Children with chromosomal abnormalities had lower full-scale and verbal IQs at 5 years than other survivors, with no differences found among the remaining groups. For children post-Norwood, performance IQ scores remained lower than for children after the arterial-switch operation. Prediction of full-scale IQ (<70) from 2-year mental scores for all 61 children were as follows: sensitivity, 87.5%; specificity, 88.1%; positive predictive value, 53.8%; and negative predictive value, 97.9%. For full-scale IQ of <85, predictions were 90.0%, 87.8%, 78.3%, and 94.7%, respectively. For those 53 without chromosomal abnormalities, full-scale IQ <70, respective predictions were 86.7%, 90.0%, 28.6%, and 97.8%, and for full-scale IQ <85, respective predictions were 85.7%, 89.7%, 75.0%, and 94.6%. Parental report indicated good health in 80% and adequate function in 67% to 88% of the children, although health-utilization numbers suggest that these reports are optimistic.
Five-year full-scale and verbal IQs were similar among groups, excluding those with chromosomal abnormalities.

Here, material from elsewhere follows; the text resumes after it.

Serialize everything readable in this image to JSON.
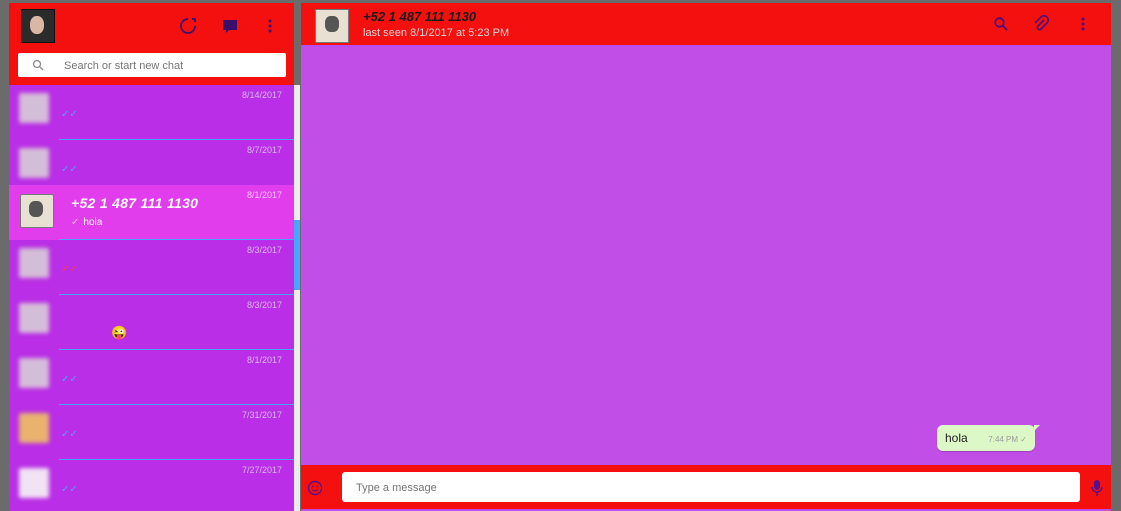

Children with chromosomal abnormalities had the lowest scores. Excluding those with chromosomal abnormalities, the mean mental scores for the children as a group tended to increase from 2 to 5 years of age, with an overall high percentage of correct classifications at 2 years.

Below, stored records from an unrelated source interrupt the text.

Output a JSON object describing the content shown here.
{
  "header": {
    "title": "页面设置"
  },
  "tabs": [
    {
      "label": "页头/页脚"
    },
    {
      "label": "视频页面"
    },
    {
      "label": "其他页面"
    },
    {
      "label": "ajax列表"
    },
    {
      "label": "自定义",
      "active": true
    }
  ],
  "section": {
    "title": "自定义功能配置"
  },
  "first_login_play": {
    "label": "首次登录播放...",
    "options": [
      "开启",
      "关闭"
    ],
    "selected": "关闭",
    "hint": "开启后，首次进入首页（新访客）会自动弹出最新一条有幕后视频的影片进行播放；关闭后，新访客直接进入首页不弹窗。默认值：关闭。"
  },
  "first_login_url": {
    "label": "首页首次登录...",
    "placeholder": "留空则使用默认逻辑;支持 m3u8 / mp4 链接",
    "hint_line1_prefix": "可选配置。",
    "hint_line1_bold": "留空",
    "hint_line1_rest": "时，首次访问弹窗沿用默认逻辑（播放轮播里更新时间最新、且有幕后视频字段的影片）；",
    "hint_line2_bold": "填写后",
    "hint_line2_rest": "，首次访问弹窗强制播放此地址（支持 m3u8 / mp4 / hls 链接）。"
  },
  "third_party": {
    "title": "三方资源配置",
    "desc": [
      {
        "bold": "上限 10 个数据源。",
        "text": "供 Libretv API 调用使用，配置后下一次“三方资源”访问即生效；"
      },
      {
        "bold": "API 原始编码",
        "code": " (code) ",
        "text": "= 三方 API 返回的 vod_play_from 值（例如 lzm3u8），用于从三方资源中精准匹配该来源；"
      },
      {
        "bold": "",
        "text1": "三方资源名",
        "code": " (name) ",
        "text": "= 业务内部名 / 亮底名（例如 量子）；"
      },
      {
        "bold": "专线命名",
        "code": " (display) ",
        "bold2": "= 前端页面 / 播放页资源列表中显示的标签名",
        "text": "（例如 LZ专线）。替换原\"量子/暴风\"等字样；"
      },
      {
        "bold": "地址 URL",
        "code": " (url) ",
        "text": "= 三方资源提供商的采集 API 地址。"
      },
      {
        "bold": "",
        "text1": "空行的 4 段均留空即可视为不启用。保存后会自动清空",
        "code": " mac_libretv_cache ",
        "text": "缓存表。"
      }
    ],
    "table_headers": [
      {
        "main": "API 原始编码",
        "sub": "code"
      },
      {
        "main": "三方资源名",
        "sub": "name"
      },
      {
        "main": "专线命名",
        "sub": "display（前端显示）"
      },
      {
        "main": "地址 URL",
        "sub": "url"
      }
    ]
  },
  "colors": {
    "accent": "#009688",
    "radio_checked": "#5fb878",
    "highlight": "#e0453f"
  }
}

本研究提供了早期婴儿复杂心脏手术5年幸存者的神经认知、功能和健康结局,包括那些患有染色体异常的患儿。
85名儿童(死亡率为22.4%)中,61名在5岁时接受了多学科、个体化评估及家长问卷调查。通过方差分析比较接受不同手术的儿童(动脉调转术20例;用于左心发育不全综合征的诺伍德手术14例;单纯完全性肺静脉异位连接6例;其他21例;染色体异常8例)的全量表、言语和操作智商得分。确定了2岁时心理得分对5岁时智商得分的预测情况。

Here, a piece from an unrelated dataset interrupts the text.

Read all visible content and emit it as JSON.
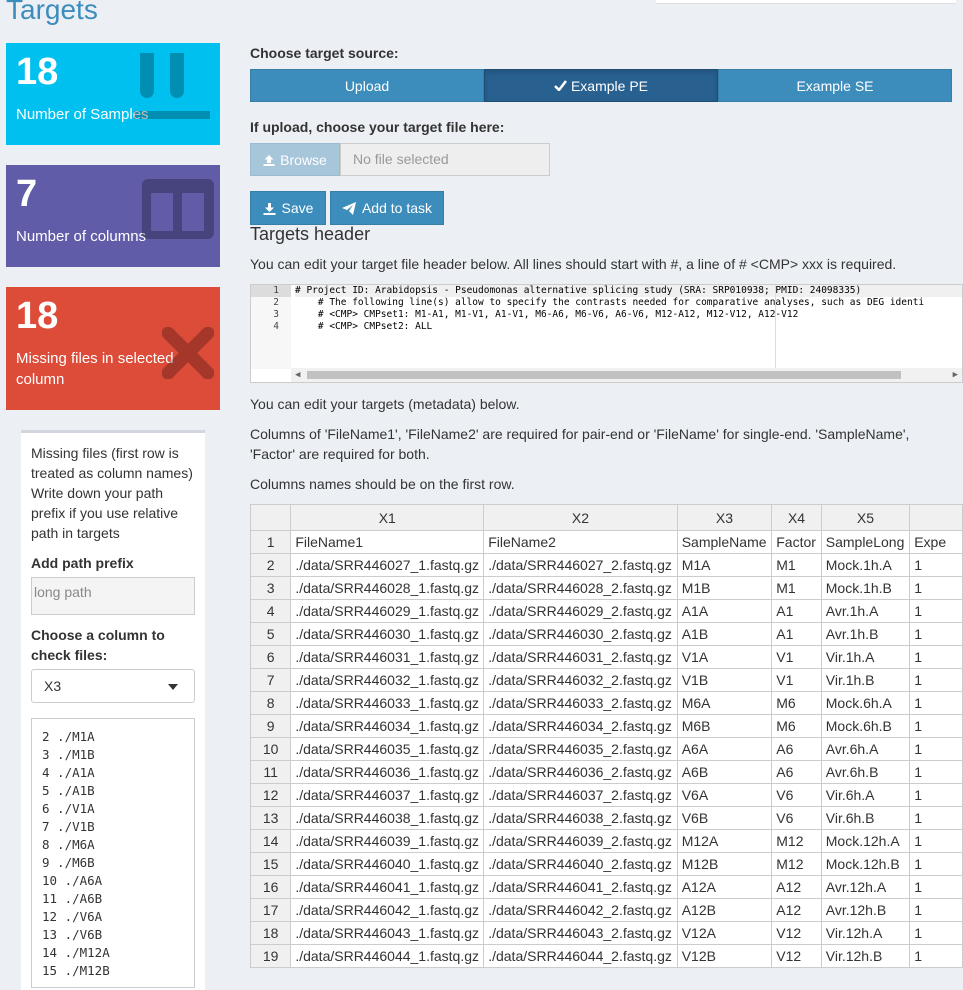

染色体异常的儿童在5岁时的全量表和言语智商低于其他幸存者,其余组间未发现差异。接受诺伍德手术后的儿童,其操作智商得分仍低于接受动脉调转术的儿童。对所有61名儿童,根据2岁时心理得分预测全量表智商(<70)的结果如下:敏感度87.5%;特异度88.1%;阳性预测值53.8%;阴性预测值97.9%。对于全量表智商<85,预测值分别为90.0%、87.8%、78.3%和94.7%。对于53名无染色体异常的儿童,全量表智商<70时,相应预测值分别为86.7%、90.0%、28.6%和97.8%;全量表智商<85时,相应预测值分别为85.7%、89.7%、75.0%和94.6%。家长报告显示,80%的儿童健康状况良好,67%至88%的儿童功能正常,尽管医疗利用数据表明这些报告较为乐观。
排除染色体异常的儿童,各手术组间5岁时的全量表和言语智商相似。染色体异常的儿童得分最低。排除染色体异常的儿童,总体上该组儿童的平均心理得分从2岁到5岁呈上升趋势,2岁时正确分类的总体比例较高。